Natalia Ginzburg: All Our Yesterdays

March 4, 2023

      Until I got halfway through this novel, I really wasn’t sure; I’d been a little put off by Sally Rooney’s gushing introduction and was wondering what on earth she had been on about. There wasn’t any sudden epiphany moment, but a growing sensation that this was good, the perspective was interesting and the message was becoming clearer.

It’s a novel set in Italy in the years of fascism leading up to the Second World War, the compromises people made, and the effect of Mussolini’s collapse and the German takeover. As the story progressed I found myself more and more reminded of Irène Nemirovsky’s astonishing Suite Française. There is the utter confusion of ordinary decent people whose lives are overtaken by war and who don’t know what to do, and a powerful anti-war message about the futility, pointlessness and total insanity of it all; even when war is over, the survivors are still lost. That’s a statement of the bloody obvious, and yet it takes skill to make us see it so powerfully and effectively.

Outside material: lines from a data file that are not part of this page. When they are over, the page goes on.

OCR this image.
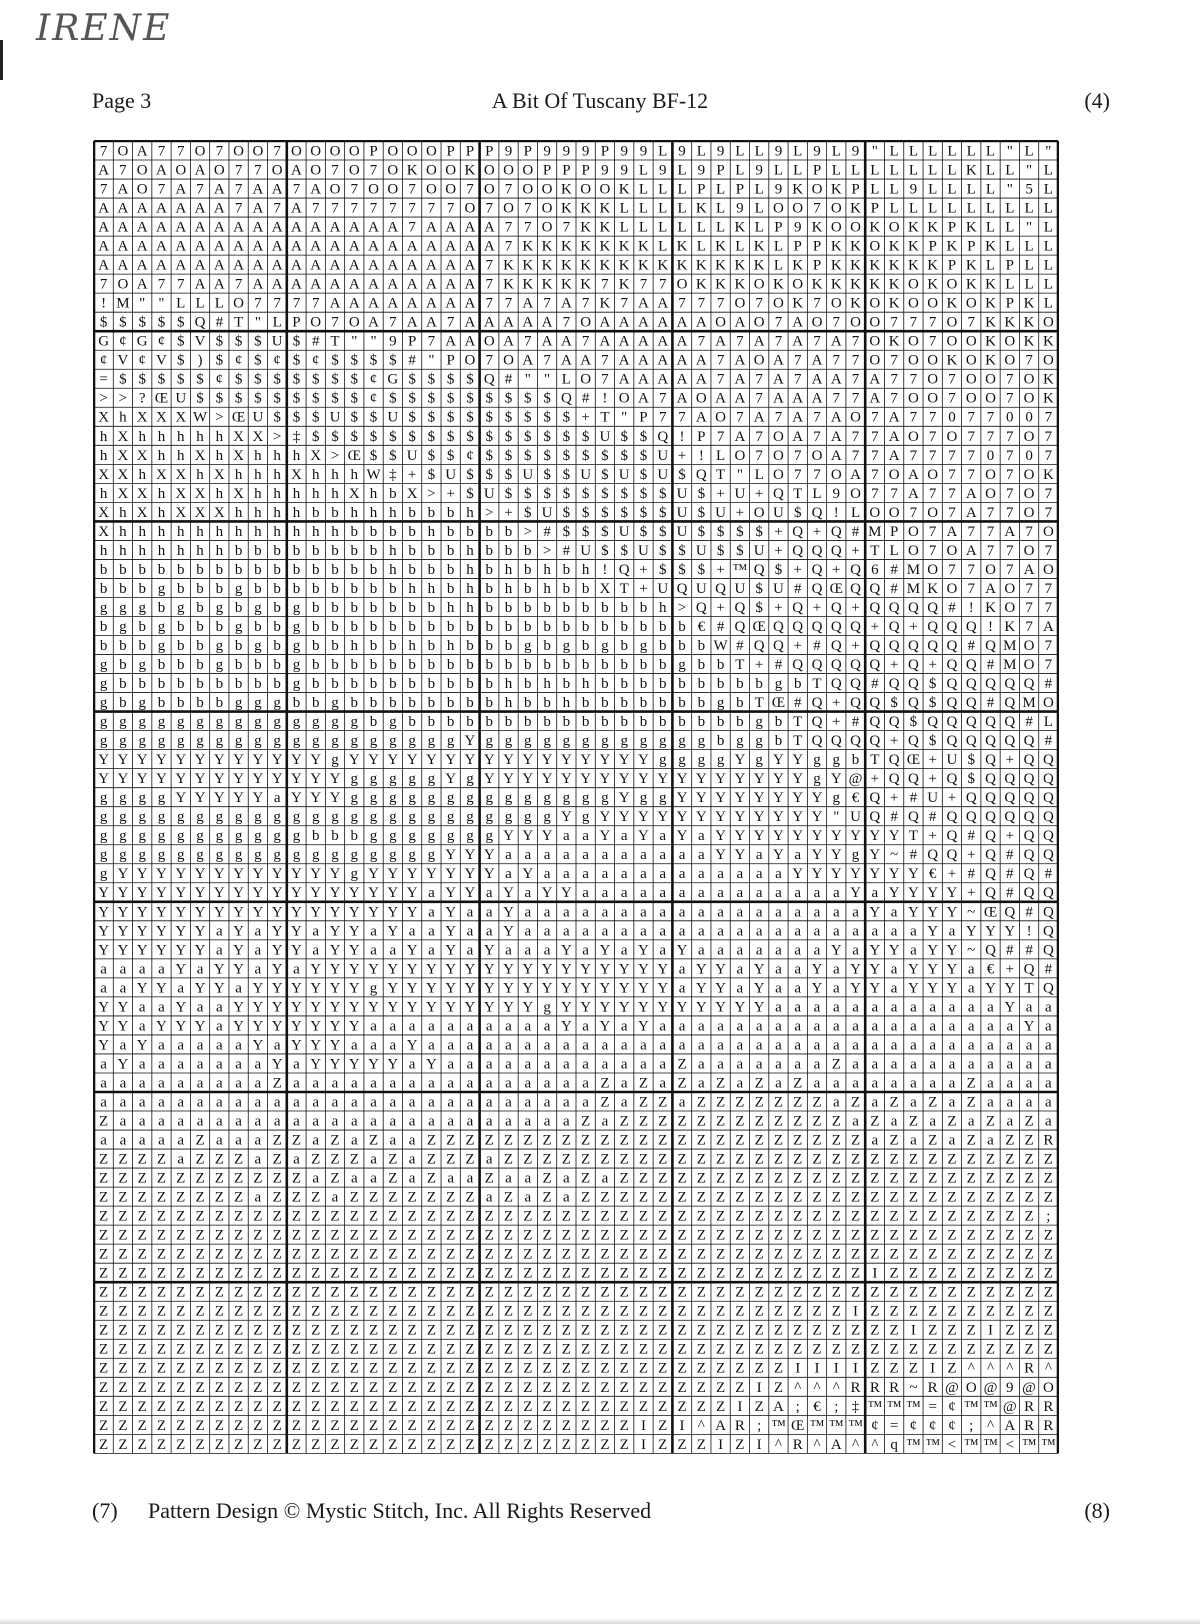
IRENE
Page 3	A Bit Of Tuscany BF-12	(4)
7 O A 7 7 O 7 O O 7 O O O O P O O O P P P 9 P 9 9 9 P 9 9 L 9 L 9 L L 9 L 9 L 9 " L L L L L L " L "
A 7 O A O A O 7 7 O A O 7 O 7 O K O O K O O O P P P 9 9 L 9 L 9 P L 9 L L P L L L L L L L K L L " L
7 A O 7 A 7 A 7 A A 7 A O 7 O O 7 O O 7 O 7 O O K O O K L L L P L P L 9 K O K P L L 9 L L L L " 5 L
A A A A A A A 7 A 7 A 7 7 7 7 7 7 7 7 O 7 O 7 O K K K L L L L K L 9 L O O 7 O K P L L L L L L L L L
A A A A A A A A A A A A A A A A 7 A A A A 7 7 O 7 K K L L L L L L K L P 9 K O O K O K K P K L L " L
A A A A A A A A A A A A A A A A A A A A A 7 K K K K K K K L K L K L K L P P K K O K K P K P K L L L
A A A A A A A A A A A A A A A A A A A A 7 K K K K K K K K K K K K K K L K P K K K K K K P K L P L L
7 O A 7 7 A A 7 A A A A A A A A A A A A 7 K K K K K 7 K 7 7 O K K K O K O K K K K K O K O K K L L L
! M " " L L L O 7 7 7 7 A A A A A A A A 7 7 A 7 A 7 K 7 A A 7 7 7 O 7 O K 7 O K O K O O K O K P K L
$ $ $ $ $ Q # T " L P O 7 O A 7 A A 7 A A A A A 7 O A A A A A A O A O 7 A O 7 O O 7 7 7 O 7 K K K O
G ¢ G ¢ $ V $ $ $ U $ # T " " 9 P 7 A A O A 7 A A 7 A A A A A 7 A 7 A 7 A 7 A 7 O K O 7 O O K O K K
¢ V ¢ V $ ) $ ¢ $ ¢ $ ¢ $ $ $ $ # " P O 7 O A 7 A A 7 A A A A A 7 A O A 7 A 7 7 O 7 O O K O K O 7 O
= $ $ $ $ $ ¢ $ $ $ $ $ $ $ ¢ G $ $ $ $ Q # " " L O 7 A A A A A 7 A 7 A 7 A A 7 A 7 7 O 7 O O 7 O K
> > ? Œ U $ $ $ $ $ $ $ $ $ ¢ $ $ $ $ $ $ $ $ $ Q # ! O A 7 A O A A 7 A A A 7 7 A 7 O O 7 O O 7 O K
X h X X X W > Œ U $ $ $ U $ $ U $ $ $ $ $ $ $ $ $ + T " P 7 7 A O 7 A 7 A 7 A O 7 A 7 7 0 7 7 0 0 7
h X h h h h h X X > ‡ $ $ $ $ $ $ $ $ $ $ $ $ $ $ $ U $ $ Q ! P 7 A 7 O A 7 A 7 7 A O 7 O 7 7 7 O 7
h X X h h X h X h h h X > Œ $ $ U $ $ ¢ $ $ $ $ $ $ $ $ $ U + ! L O 7 O 7 O A 7 7 A 7 7 7 7 0 7 0 7
X X h X X h X h h h X h h h W ‡ + $ U $ $ $ U $ $ U $ U $ U $ Q T " L O 7 7 O A 7 O A O 7 7 O 7 O K
h X X h X X h X h h h h h X h b X > + $ U $ $ $ $ $ $ $ $ $ U $ + U + Q T L 9 O 7 7 A 7 7 A O 7 O 7
X h X h X X X h h h h b b h h h b b b h > + $ U $ $ $ $ $ $ U $ U + O U $ Q ! L O O 7 O 7 A 7 7 O 7
X h h h h h h h h h h h h b b b b h b b b b > # $ $ $ U $ $ U $ $ $ $ + Q + Q # M P O 7 A 7 7 A 7 O
h h h h h h h b b b b b b b b h b b b h b b b > # U $ $ U $ $ U $ $ U + Q Q Q + T L O 7 O A 7 7 O 7
b b b b b b b b b b b b b b b h b b b h b h b h b h ! Q + $ $ $ + ™ Q $ + Q + Q 6 # M O 7 7 O 7 A O
b b b g b b b g b b b b b b b b h h b h b h b h b b X T + U Q U Q U $ U # Q Œ Q Q # M K O 7 A O 7 7
g g g b g b g b g b g b b b b b b b h h b b b b b b b b b h > Q + Q $ + Q + Q + Q Q Q Q # ! K O 7 7
b g b g b b b g b b g b b b b b b b b b b b b b b b b b b b b € # Q Œ Q Q Q Q Q + Q + Q Q Q ! K 7 A
b b b g b b g b g b g b b h b b h b h b b b g b g b g b g b b b W # Q Q + # Q + Q Q Q Q Q # Q M O 7
g b g b b b g b b b g b b b b b b b b b b b b b b b b b b b g b b T + # Q Q Q Q Q + Q + Q Q # M O 7
g b b b b b b b b b g b b b b b b b b b b h b h b h b b b b b b b b b g b T Q Q # Q Q $ Q Q Q Q Q #
g b g b b b b g g g b b g b b b b b b b b h b b h b b b b b b b g b T Œ # Q + Q Q $ Q $ Q Q # Q M O
g g g g g g g g g g g g g g b g b b b b b b b b b b b b b b b b b b g b T Q + # Q Q $ Q Q Q Q Q # L
g g g g g g g g g g g g g g g g g g g Y g g g g g g g g g g g g b g g b T Q Q Q Q + Q $ Q Q Q Q Q #
Y Y Y Y Y Y Y Y Y Y Y Y g Y Y Y Y Y Y Y Y Y Y Y Y Y Y Y Y g g g g Y g Y Y g g b T Q Œ + U $ Q + Q Q
Y Y Y Y Y Y Y Y Y Y Y Y Y g g g g g Y g Y Y Y Y Y Y Y Y Y Y Y Y Y Y Y Y Y g Y @ + Q Q + Q $ Q Q Q Q
g g g g Y Y Y Y Y a Y Y Y g g g g g g g g g g g g g g Y g g Y Y Y Y Y Y Y Y g € Q + # U + Q Q Q Q Q
g g g g g g g g g g g g g g g g g g g g g g g g Y g Y Y Y Y Y Y Y Y Y Y Y Y " U Q # Q # Q Q Q Q Q Q
g g g g g g g g g g g b b b g g g g g g g Y Y Y a a Y a Y a Y a Y Y Y Y Y Y Y Y Y Y T + Q # Q + Q Q
g g g g g g g g g g g g g g g g g g Y Y Y a a a a a a a a a a a Y Y a Y a Y Y g Y ~ # Q Q + Q # Q Q
g Y Y Y Y Y Y Y Y Y Y Y Y g Y Y Y Y Y Y Y a Y a a a a a a a a a a a a a Y Y Y Y Y Y Y € + # Q # Q #
Y Y Y Y Y Y Y Y Y Y Y Y Y Y Y Y Y a Y Y a Y a Y Y a a a a a a a a a a a a a a Y a Y Y Y Y + Q # Q Q
Y Y Y Y Y Y Y Y Y Y Y Y Y Y Y Y Y a Y a a Y a a a a a a a a a a a a a a a a a a Y a Y Y Y ~ Œ Q # Q
Y Y Y Y Y Y a Y a Y Y a Y Y a Y a a Y a a Y a a a a a a a a a a a a a a a a a a a a a Y a Y Y Y ! Q
Y Y Y Y Y Y a Y a Y Y a Y Y a a Y a Y a Y a a a Y a Y a Y a Y a a a a a a a Y a Y Y a Y Y ~ Q # # Q
a a a a Y a Y Y a Y a Y Y Y Y Y Y Y Y Y Y Y Y Y Y Y Y Y Y Y a Y Y a Y a a Y a Y Y a Y Y Y a € + Q #
a a Y Y a Y Y a Y Y Y Y Y Y g Y Y Y Y Y Y Y Y Y Y Y Y Y Y Y a Y Y a Y a a Y a Y Y a Y Y Y a Y Y T Q
Y Y a a Y a a Y Y Y Y Y Y Y Y Y Y Y Y Y Y Y Y g Y Y Y Y Y Y Y Y Y Y Y a a a a a a a a a a a a Y a a
Y Y a Y Y Y a Y Y Y Y Y Y Y a a a a a a a a a a Y a Y a Y a a a a a a a a a a a a a a a a a a a Y a
Y a Y a a a a a Y a Y Y Y a a a Y a a a a a a a a a a a a a a a a a a a a a a a a a a a a a a a a a
a Y a a a a a a a Y a Y Y Y Y Y a Y a a a a a a a a a a a a Z a a a a a a a Z a a a a a a a a a a a
a a a a a a a a a Z a a a a a a a a a a a a a a a a Z a Z a Z a Z a Z a Z a a a a a a a a Z a a a a
a a a a a a a a a a a a a a a a a a a a a a a a a a Z a Z Z a Z Z Z Z Z Z Z a Z a Z a Z a Z a a a a
Z a a a a a a a a a a a a a a a a a a a a a a a a Z a Z Z Z Z Z Z Z Z Z Z Z Z a Z a Z a Z a Z a Z a
a a a a a Z a a a Z Z a Z a Z a a Z Z Z Z Z Z Z Z Z Z Z Z Z Z Z Z Z Z Z Z Z Z Z a Z a Z a Z a Z Z R
Z Z Z Z a Z Z Z a Z a Z Z Z a Z a Z Z Z a Z Z Z Z Z Z Z Z Z Z Z Z Z Z Z Z Z Z Z Z Z Z Z Z Z Z Z Z Z
Z Z Z Z Z Z Z Z Z Z Z a Z a a Z a Z a a Z a a Z a Z a Z Z Z Z Z Z Z Z Z Z Z Z Z Z Z Z Z Z Z Z Z Z Z
Z Z Z Z Z Z Z Z a Z Z Z a Z Z Z Z Z Z Z a Z a Z a Z Z Z Z Z Z Z Z Z Z Z Z Z Z Z Z Z Z Z Z Z Z Z Z Z
Z Z Z Z Z Z Z Z Z Z Z Z Z Z Z Z Z Z Z Z Z Z Z Z Z Z Z Z Z Z Z Z Z Z Z Z Z Z Z Z Z Z Z Z Z Z Z Z Z ;
Z Z Z Z Z Z Z Z Z Z Z Z Z Z Z Z Z Z Z Z Z Z Z Z Z Z Z Z Z Z Z Z Z Z Z Z Z Z Z Z Z Z Z Z Z Z Z Z Z Z
Z Z Z Z Z Z Z Z Z Z Z Z Z Z Z Z Z Z Z Z Z Z Z Z Z Z Z Z Z Z Z Z Z Z Z Z Z Z Z Z Z Z Z Z Z Z Z Z Z Z
Z Z Z Z Z Z Z Z Z Z Z Z Z Z Z Z Z Z Z Z Z Z Z Z Z Z Z Z Z Z Z Z Z Z Z Z Z Z Z Z I Z Z Z Z Z Z Z Z Z
Z Z Z Z Z Z Z Z Z Z Z Z Z Z Z Z Z Z Z Z Z Z Z Z Z Z Z Z Z Z Z Z Z Z Z Z Z Z Z Z Z Z Z Z Z Z Z Z Z Z
Z Z Z Z Z Z Z Z Z Z Z Z Z Z Z Z Z Z Z Z Z Z Z Z Z Z Z Z Z Z Z Z Z Z Z Z Z Z Z I Z Z Z Z Z Z Z Z Z Z
Z Z Z Z Z Z Z Z Z Z Z Z Z Z Z Z Z Z Z Z Z Z Z Z Z Z Z Z Z Z Z Z Z Z Z Z Z Z Z Z Z Z I Z Z Z I Z Z Z
Z Z Z Z Z Z Z Z Z Z Z Z Z Z Z Z Z Z Z Z Z Z Z Z Z Z Z Z Z Z Z Z Z Z Z Z Z Z Z Z Z Z Z Z Z Z Z Z Z Z
Z Z Z Z Z Z Z Z Z Z Z Z Z Z Z Z Z Z Z Z Z Z Z Z Z Z Z Z Z Z Z Z Z Z Z Z I I I I Z Z Z I Z ^ ^ ^ R ^
Z Z Z Z Z Z Z Z Z Z Z Z Z Z Z Z Z Z Z Z Z Z Z Z Z Z Z Z Z Z Z Z Z Z I Z ^ ^ ^ R R R ~ R @ O @ 9 @ O
Z Z Z Z Z Z Z Z Z Z Z Z Z Z Z Z Z Z Z Z Z Z Z Z Z Z Z Z Z Z Z Z Z I Z A ; € ; ‡ ™ ™ ™ = ¢ ™ ™ @ R R
Z Z Z Z Z Z Z Z Z Z Z Z Z Z Z Z Z Z Z Z Z Z Z Z Z Z Z Z I Z I ^ A R ; ™ Œ ™ ™ ™ ¢ = ¢ ¢ ¢ ; ^ A R R
Z Z Z Z Z Z Z Z Z Z Z Z Z Z Z Z Z Z Z Z Z Z Z Z Z Z Z Z I Z Z Z I Z I ^ R ^ A ^ ^ q ™ ™ < ™ ™ < ™ ™
(7) Pattern Design © Mystic Stitch, Inc. All Rights Reserved	(8)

There are so many characters you need to draw yourself a miniature family tree, just as if you’re reading a Russian novel. The gradual buildup to war is very much the background to the family story in the first half, with the focus on the youngest member, Anna, and her somewhat childish fantasies and dreams about revolution; people drift aimlessly, not conscious of what is going on around them or what is about to happen. Life happens to Anna, and this comes through in the evenness of the tone of the narrative, and the writer’s eschewing of reported speech.

Everything sharpens halfway through, with Anna’s unexpected pregnancy, a marriage of convenience to save her honour, and her move to a village deep in the south, in the middle of nowhere; here I was also reminded of Carlo Levi’s stunning Christ Stopped at Eboli, with its picture of dire poverty, isolation, ignorance and hopelessness.

Until I got into the rhythm of the story, I found the monotone, the evenness of the narrative, the lack of variation in pace a little annoying; the use of purely sequential narrative is not a style of story-telling that is much used nowadays. There were no twists in the plot, no subplots, no suspense, and yet it all gradually became a more and more compelling read. There’s not really a lot of story, if truth be told, there are just people, lives and consequences, and the way the effect of it all crept up on me was pretty powerful. I recommend this one.